Negara kita sangat kaya dengan sumber daya alam. Termasuk diantaranya sumber daya yang mampu menopang pasokan listrik segenap penghuni negeri ini secara berkelanjutan.
Berdasarkan laporan International Renewable Energy Agency (IRENA), potensi EBT Indonesia meliputi Energi Surya (2.898 GW, terpasang 0,2 GW), Energi Angin Lepas Pantai (589 GW, terpasang 0 GW), Energi Air (94,6 GW, terpasang 6,1 GW), Energi Biomassa (43,3 GW, terpasang 1,9 GW), Energi Panas Bumi (29,5 GW, terpasang 2,1 GW), Energi Angin Daratan (19,6 GW, terpasang 0,2 GW), dan Energi Arus/Panas Laut (17,9 GW, terpasang 0 GW).
Potensi EBT yang kita miliki begitu besar, tapi baru sektiar 2,5% saja yang mampu kita berdayakan. Angka 2,5% jika dikeluarkan untuk zakat mungkin sudah masuk syarat. Namun, untuk pemanfaatkan anugrah EBT hal itu masih jauh dari kata layak.
Selama ini kita sepertinya masih sangat bangga dengan potensi besar EBT yang kita miliki. Hanya saja masih malu untuk mengakui bahwa ternyata kapasitas atau mungkin kemauan kita belum selaras dengan potensi yang ada.
Program dan wacana sepertinya sudah banyak dinarasikan melalui laman media oleh segenap pejabat publik dan pemerintah. Memberikan kita harapan bahwa energi terbarukan akan menjadi masa depan Indonesia selanjutnya. Menuntun bangsa ini berjalan menuju kebesaran yang didamba-dambakan.

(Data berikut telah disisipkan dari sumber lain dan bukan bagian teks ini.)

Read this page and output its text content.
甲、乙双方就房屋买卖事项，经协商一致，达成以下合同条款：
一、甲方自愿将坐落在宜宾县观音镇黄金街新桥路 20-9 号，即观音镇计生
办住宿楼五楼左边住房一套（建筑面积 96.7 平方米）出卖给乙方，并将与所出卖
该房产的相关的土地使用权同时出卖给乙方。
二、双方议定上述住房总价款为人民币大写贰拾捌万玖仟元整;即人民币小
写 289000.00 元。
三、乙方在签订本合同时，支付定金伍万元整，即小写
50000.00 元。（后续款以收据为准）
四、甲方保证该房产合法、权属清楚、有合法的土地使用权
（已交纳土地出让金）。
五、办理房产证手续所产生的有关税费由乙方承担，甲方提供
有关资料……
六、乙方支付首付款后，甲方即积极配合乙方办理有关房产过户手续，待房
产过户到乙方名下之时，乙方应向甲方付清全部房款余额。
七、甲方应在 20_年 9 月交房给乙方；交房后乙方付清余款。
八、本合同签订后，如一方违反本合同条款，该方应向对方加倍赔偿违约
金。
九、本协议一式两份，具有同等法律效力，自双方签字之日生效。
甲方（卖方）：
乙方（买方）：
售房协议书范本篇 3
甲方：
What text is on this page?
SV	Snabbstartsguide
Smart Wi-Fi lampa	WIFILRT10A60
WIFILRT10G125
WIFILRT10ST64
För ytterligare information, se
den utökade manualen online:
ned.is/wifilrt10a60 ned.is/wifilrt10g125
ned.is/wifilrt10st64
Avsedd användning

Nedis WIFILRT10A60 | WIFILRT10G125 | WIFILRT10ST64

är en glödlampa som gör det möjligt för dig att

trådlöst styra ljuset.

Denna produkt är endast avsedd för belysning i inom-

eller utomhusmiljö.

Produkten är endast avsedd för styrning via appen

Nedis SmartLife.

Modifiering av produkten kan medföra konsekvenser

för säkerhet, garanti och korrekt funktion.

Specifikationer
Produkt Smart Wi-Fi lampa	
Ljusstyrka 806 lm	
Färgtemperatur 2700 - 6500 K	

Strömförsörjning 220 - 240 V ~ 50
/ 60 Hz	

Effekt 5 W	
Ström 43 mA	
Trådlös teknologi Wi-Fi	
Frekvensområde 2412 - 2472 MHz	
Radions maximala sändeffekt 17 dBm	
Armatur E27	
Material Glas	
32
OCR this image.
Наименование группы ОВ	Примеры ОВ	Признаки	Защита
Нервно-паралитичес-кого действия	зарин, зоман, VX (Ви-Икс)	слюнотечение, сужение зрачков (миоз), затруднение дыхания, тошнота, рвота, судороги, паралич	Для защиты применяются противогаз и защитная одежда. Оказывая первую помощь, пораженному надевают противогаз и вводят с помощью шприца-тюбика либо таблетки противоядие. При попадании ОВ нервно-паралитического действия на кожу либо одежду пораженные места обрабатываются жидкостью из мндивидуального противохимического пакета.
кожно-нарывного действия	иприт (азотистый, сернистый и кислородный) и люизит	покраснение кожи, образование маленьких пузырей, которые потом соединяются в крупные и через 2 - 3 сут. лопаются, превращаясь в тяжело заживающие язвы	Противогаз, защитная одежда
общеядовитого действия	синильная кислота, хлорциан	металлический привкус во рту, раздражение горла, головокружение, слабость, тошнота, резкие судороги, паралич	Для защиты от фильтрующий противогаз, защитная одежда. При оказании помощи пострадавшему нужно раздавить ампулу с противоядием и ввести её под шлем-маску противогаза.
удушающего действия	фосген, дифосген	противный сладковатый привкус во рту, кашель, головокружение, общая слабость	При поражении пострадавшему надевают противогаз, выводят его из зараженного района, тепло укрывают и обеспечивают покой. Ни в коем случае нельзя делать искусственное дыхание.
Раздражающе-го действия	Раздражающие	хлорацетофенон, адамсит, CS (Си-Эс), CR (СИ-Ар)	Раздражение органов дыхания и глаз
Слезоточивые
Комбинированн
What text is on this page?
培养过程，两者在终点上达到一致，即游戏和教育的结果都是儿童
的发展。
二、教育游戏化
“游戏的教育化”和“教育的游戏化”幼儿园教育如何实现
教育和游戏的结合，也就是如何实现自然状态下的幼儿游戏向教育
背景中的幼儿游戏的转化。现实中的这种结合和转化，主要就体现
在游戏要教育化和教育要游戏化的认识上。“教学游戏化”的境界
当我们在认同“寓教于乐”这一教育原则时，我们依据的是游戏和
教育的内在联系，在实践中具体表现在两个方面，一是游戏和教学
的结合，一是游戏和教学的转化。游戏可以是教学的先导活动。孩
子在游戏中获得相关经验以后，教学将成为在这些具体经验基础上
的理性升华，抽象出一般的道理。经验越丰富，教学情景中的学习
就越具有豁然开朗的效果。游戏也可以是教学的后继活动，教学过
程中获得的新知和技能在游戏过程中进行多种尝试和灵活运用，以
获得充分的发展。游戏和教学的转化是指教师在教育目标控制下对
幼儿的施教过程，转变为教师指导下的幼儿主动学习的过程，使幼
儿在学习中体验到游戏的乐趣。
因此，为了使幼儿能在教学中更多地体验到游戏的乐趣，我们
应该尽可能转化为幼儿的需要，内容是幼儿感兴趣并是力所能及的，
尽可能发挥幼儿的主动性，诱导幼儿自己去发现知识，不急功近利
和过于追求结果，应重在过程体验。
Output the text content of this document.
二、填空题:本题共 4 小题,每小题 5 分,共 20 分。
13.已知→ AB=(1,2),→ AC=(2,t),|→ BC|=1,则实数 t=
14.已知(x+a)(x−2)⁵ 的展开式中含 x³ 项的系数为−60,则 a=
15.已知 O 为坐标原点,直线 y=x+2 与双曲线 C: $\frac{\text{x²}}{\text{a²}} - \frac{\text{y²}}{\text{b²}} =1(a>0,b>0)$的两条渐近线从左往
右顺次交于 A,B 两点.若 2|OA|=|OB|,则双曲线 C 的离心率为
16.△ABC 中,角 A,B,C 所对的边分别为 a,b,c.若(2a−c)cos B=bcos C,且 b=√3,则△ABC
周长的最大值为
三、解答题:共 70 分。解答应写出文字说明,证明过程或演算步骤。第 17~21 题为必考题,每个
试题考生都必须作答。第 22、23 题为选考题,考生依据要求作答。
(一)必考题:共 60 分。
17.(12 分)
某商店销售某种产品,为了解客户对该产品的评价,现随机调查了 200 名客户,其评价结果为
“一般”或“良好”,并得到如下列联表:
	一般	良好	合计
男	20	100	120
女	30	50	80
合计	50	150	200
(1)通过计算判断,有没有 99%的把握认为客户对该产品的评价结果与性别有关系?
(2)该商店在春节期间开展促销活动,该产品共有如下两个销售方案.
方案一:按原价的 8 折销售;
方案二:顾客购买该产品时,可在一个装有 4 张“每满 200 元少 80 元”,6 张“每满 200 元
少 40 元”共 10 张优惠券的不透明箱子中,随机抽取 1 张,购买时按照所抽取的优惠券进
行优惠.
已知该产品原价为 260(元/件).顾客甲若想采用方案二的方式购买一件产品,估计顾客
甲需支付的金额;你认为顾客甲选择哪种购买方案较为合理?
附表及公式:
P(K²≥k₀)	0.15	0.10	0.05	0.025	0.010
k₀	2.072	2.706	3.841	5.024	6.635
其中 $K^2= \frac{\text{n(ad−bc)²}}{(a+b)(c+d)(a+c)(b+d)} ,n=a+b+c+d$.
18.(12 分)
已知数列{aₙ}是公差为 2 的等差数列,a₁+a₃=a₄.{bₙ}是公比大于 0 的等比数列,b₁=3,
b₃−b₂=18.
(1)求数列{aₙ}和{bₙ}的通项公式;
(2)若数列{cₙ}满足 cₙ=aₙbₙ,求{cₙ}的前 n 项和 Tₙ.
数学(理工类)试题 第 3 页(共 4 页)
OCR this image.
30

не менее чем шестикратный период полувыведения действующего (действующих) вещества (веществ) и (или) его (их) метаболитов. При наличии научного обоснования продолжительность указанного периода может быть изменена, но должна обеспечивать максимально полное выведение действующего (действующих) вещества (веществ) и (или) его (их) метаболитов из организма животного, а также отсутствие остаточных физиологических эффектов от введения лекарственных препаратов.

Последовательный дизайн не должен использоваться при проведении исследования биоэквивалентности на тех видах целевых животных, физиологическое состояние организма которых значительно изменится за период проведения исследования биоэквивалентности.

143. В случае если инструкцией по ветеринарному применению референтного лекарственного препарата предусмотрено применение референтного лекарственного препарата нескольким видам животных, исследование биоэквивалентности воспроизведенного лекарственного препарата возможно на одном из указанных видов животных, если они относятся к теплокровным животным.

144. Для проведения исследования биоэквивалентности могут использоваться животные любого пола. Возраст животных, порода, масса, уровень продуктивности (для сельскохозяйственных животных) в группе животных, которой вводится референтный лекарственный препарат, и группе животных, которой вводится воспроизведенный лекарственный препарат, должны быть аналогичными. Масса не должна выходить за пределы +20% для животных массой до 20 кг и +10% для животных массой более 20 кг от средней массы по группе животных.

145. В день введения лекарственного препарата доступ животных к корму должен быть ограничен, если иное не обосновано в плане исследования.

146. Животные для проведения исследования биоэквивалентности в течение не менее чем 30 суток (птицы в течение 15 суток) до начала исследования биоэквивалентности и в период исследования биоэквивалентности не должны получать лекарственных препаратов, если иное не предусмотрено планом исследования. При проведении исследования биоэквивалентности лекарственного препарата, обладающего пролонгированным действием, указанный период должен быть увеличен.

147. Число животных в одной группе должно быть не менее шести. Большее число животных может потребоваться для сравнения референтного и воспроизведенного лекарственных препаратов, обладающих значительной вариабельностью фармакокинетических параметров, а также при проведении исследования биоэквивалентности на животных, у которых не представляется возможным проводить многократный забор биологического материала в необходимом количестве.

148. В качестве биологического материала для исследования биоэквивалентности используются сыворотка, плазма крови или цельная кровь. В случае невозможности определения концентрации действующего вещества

Sementara hingga saat ini narasi dan wacana itu masihlah sebatas utopia belaka. Masih jauh panggang dari api. Masih dalam proses perjalanan yang entah kapan sampai ke tujuan.
Apapun hambatannya EBT itu mesti terus diupayakan untuk terwujud. Terlebih jikalau tantangan terbesarnya hanyalah perkara uang dan uang.
Mengatur Ulang Prioritas PembangunanÂ
Anda pasti sudah sering mendengar pemberitaan bahwa pembangunan infrastruktur di era pemerintahan Presiden Jokowi begitu masif dilakukan. Apakah ini berarti era-era presiden sebelumnya i tidak cukup cakap mengelola pembangunan infrastruktur sebagaimana era presiden sekarang?
Saya kira ini hanyalah persoalan prioritas. Presiden Jokowi begitu masif mendorong pembangunan infrastruktur. Tapi juga harus dilihat bahwa hal itu juga memiliki risiko. Utang Indonesia di era Presiden Jokowi adalah yang terbesar dibandingkan presiden-presiden terdahulu.
Presiden yang sekarang mungkin memiliki prioritas pembangunan infrastruktur. Presiden sebelumnya mungkin lebih mengedepankan aspek yang lain. Saya tidak bermaksud mendiskreditkan era kepemimpinan presiden tertentu, melainkan hanya untuk mengutarakan bahwasanya ada prioritas yang berbeda pada setiap era kepemimpinan di negara kita.
Dan terkait dengan transisi EBT ini tentunya juga memerlukan prioritas pembangunan dari para pemegang mandat rakyat di negeri ini. Bahkan sebenarnya hal itu bisa dilakukan segera tanpa harus menunggu era presiden selanjutnya.